The title track is by his own estimate 75 per cent autobiographical. It includes references to living out of a Mitsubishi van and the last – and worst – day job he ever held.

“Fi and I had to do work for the dole for this company in Melbourne that owned all the TVs in hospitals and patients had to rent them for seven bucks a day,” he recalls. “I’d go into cancer wards and AIDS wards and ask people to pay up. I once had to get a girl who was in the heart ward to give us over 50 bucks she owed. I found her room and walked in, and I thought she was asleep, but as I looked closer, I realised she was dead.”

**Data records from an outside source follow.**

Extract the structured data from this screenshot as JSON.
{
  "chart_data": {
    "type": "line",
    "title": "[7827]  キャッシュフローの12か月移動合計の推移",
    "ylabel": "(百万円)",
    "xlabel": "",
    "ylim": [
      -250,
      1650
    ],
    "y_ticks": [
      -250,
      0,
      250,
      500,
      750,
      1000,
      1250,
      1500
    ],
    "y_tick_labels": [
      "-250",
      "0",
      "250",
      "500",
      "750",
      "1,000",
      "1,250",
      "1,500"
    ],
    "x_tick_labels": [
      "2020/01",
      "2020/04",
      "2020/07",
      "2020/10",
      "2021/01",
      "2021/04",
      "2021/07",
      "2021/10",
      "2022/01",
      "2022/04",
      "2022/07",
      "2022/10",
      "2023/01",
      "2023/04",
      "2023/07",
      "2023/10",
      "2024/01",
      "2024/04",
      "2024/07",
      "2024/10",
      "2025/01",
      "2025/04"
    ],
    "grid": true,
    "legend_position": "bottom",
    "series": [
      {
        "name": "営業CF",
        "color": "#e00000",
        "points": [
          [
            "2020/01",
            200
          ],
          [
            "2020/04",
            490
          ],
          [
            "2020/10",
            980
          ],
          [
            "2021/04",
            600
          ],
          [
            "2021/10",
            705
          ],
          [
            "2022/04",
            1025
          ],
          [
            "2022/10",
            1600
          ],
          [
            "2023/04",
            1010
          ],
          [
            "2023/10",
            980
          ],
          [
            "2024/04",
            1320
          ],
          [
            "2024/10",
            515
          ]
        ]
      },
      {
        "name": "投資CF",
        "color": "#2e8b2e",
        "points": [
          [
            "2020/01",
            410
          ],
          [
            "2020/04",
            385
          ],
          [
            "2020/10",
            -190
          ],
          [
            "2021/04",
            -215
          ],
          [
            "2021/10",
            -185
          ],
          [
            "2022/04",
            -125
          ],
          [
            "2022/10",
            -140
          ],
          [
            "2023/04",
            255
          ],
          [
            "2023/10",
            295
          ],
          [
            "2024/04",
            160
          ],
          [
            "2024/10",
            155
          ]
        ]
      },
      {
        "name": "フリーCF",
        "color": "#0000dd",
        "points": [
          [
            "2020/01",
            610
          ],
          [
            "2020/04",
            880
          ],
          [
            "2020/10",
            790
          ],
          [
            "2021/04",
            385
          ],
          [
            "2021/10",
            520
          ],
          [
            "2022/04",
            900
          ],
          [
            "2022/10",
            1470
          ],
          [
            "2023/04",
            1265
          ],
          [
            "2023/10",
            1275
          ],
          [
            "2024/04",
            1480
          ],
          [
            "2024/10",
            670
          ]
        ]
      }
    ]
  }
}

Whether he was writing about the public’s adoration of highwire walker Charles Blondin or betrayal and recriminations in wartime France, Liddiard worked hard at building the worlds within each song.

“For me, songwriting is like a train set, with a diorama of a town around it,” he says. “You know you’re going to need a traffic light and a poplar tree and a baby in a pram and a broken window in the house on the edge of town. You have to populate it with all this stuff. A song is a universe you have to fill with everything from the weather to the state of mind of the character singing the song.”

Strange Tourist has garnered many accolades over the years, and not just award nominations and rave reviews – artist Jason Benjamin was so inspired by it that he decided to paint Liddiard for the 2011 Archibald Prize; playwright Mark Rogers used The Radicalisation Of D as inspiration for his play Superheroes; British actor George McKay based his voice in True History of the Kelly Gang on Liddiard’s vocal delivery on the album.

“I just feel fortunate the record is still in print and people seem to be still interested in it,” says Liddiard, shrugging. “I often feel like I’m treading water. I have all the neuroses and anxieties in my head like everyone else, and I do things like meditation to turn that down. But I have the music in there too. It’s always there. And that’s why I do this.”

Gareth Liddiard plays The Factory Theatre on November 17.